En el verano del 68, en Caprera, Shalom se había convertido en jefe de la aldea, su esposa Maya en la anfitriona principal, y el gentil gigante barbudo Czopp (se pronuncia "Tchopp"), jefe de deportes y especialista en voleibol en las canchas de tierra batida instaladas en el centro neurálgico del pueblo, bajo el pinar, entre el bar y el restaurante, donde era inevitable detenerse a admirar la hazaña deportiva, ya fuera al subir de la playa o al salir de la cabaña para cenar, después de lavarse. Los collares de barra (mucho más festivos que los "cuadernos de barra" de los pueblos invernales, con sus mediocres billetes de papel) solo tenían tres tipos de bolas: blanca, café con leche y negra, la más cara. Las de oro solo se crearían más tarde, con la ayuda de la inflación.

Fue también ese verano que, como escribí en Mis Veranos en el Club, un artículo publicado hace unos años en macase.net, asumí por primera vez las responsabilidades de un "cuasi-GO Voile", aunque al principio solo consistieran en registrar a los GM y formar tripulaciones equilibradas para los 420, 445 y otros 485 que subíamos después de cada regata a las cunas de correas instaladas en el estrecho muelle de cemento, casi al pie de los primeros boxes. No fue mucho, aunque era muy joven para hacerlo, pero alivió al "verdadero" GO Voile, ¡y me sentí tan orgulloso como un bar-tabac!

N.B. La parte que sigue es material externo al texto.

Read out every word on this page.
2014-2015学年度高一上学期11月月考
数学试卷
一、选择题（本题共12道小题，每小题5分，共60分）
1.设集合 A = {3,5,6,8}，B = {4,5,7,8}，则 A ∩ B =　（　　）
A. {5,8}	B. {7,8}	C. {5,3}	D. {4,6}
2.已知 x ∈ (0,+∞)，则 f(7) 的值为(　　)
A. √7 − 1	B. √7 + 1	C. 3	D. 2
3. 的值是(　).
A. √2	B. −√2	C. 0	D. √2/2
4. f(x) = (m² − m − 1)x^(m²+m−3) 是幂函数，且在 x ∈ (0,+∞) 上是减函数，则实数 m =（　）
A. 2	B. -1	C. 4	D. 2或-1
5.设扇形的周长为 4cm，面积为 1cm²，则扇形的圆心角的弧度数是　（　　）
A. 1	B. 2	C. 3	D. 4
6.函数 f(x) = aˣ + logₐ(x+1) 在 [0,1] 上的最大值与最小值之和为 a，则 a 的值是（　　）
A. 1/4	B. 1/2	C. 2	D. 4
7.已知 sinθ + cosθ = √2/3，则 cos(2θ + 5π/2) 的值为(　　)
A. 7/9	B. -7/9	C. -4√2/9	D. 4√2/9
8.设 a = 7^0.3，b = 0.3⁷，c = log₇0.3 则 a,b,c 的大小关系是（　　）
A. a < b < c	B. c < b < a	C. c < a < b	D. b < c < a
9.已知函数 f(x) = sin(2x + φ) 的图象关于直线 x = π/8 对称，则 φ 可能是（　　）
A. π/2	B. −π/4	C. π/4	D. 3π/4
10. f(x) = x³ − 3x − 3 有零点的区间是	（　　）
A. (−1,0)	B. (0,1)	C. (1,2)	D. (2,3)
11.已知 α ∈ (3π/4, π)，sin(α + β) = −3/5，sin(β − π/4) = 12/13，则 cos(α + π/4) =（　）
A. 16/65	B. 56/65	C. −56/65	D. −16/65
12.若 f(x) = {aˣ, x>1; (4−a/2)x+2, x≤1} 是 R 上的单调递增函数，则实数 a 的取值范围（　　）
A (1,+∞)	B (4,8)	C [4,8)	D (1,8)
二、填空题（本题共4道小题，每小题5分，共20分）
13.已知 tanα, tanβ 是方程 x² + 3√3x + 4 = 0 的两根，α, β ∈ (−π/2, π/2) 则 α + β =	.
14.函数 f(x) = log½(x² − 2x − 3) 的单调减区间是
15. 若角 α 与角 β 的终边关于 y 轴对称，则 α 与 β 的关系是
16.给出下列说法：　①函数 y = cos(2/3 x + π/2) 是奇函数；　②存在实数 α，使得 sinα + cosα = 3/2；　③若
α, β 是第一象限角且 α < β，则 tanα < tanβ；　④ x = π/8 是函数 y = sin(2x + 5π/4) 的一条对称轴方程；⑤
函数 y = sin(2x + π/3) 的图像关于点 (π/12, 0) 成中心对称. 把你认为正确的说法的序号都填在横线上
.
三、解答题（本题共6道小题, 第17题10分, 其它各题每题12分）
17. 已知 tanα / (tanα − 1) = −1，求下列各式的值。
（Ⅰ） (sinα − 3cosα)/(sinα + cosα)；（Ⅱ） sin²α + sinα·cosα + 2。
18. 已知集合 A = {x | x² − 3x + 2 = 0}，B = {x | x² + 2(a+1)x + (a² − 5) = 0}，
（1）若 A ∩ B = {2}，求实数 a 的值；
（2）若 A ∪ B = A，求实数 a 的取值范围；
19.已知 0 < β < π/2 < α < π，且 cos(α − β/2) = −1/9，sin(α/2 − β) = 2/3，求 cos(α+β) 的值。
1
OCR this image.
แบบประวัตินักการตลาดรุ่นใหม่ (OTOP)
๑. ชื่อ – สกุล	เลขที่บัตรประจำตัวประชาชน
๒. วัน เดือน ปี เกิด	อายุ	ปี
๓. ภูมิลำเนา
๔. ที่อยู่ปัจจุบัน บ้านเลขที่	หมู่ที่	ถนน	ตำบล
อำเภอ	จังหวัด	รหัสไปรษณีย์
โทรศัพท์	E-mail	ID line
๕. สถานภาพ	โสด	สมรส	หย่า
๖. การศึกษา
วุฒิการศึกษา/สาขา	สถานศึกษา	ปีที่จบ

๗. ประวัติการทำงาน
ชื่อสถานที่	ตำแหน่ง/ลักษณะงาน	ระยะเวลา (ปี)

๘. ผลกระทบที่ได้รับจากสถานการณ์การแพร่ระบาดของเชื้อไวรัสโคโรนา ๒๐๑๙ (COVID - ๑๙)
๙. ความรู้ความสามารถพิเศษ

Fue por casualidad que me enteré, a principios de 2015, es decir, casi medio siglo después de mi primera estancia, de que Caprera ya no estaba en funcionamiento, lo que no me sorprendió, ya que la orientación hotelera adoptada por el Club era difícilmente compatible con la relativa austeridad de las cabañas, ninguna de las cuales, recordémoslo, estaba diseñada para cerrarse: había que acordarse de llevar los propios pitones (con la barrena para introducirlos) y el propio candado si se deseaba... Lo que más me sorprendió fue que, aunque se había creado un parque natural que abarcaba la isla de Caprera, las autoridades habían dejado el pueblo abandonado tal como estaba, debido a la falta de medios económicos para destruirlo y de medios legales para obligar al Club a hacerlo, habiendo expirado entretanto su contrato de arrendamiento a largo plazo. En resumen, entre la inercia de las autoridades públicas locales (las islas italianas están muy regionalizadas) y la lejanía de Roma, el pueblo fue hundiéndose lentamente en el olvido, pudriéndose sobre sus pies, hasta el día en que, tal vez, una mano amiga vendría a poner fin a esta larga y silenciosa agonía, y borrarlo del mapa para siempre.

Fue entonces cuando, en pocos minutos, en lo más profundo de mi larga, brumosa y fría tarde de invierno, cerca de Lyon, se arraigó en mí una convicción que, de repente, se hizo evidente: antes de que el pueblo de Caprera desapareciera o quedara demasiado desfigurado por el paso del tiempo, debía regresar al lugar para documentar fotográficamente lo que quedaba de esta parte de mi pasado, de aquellas semanas tan ricas y maravillosas que pasé allí, tan formativas también para mí, que entonces estaba en el umbral de la adolescencia. Más de diez años después, como escribí en Mis Veranos, había regresado allí, y allí también se habían acumulado recuerdos que un regreso al lugar permitiría exorcizar.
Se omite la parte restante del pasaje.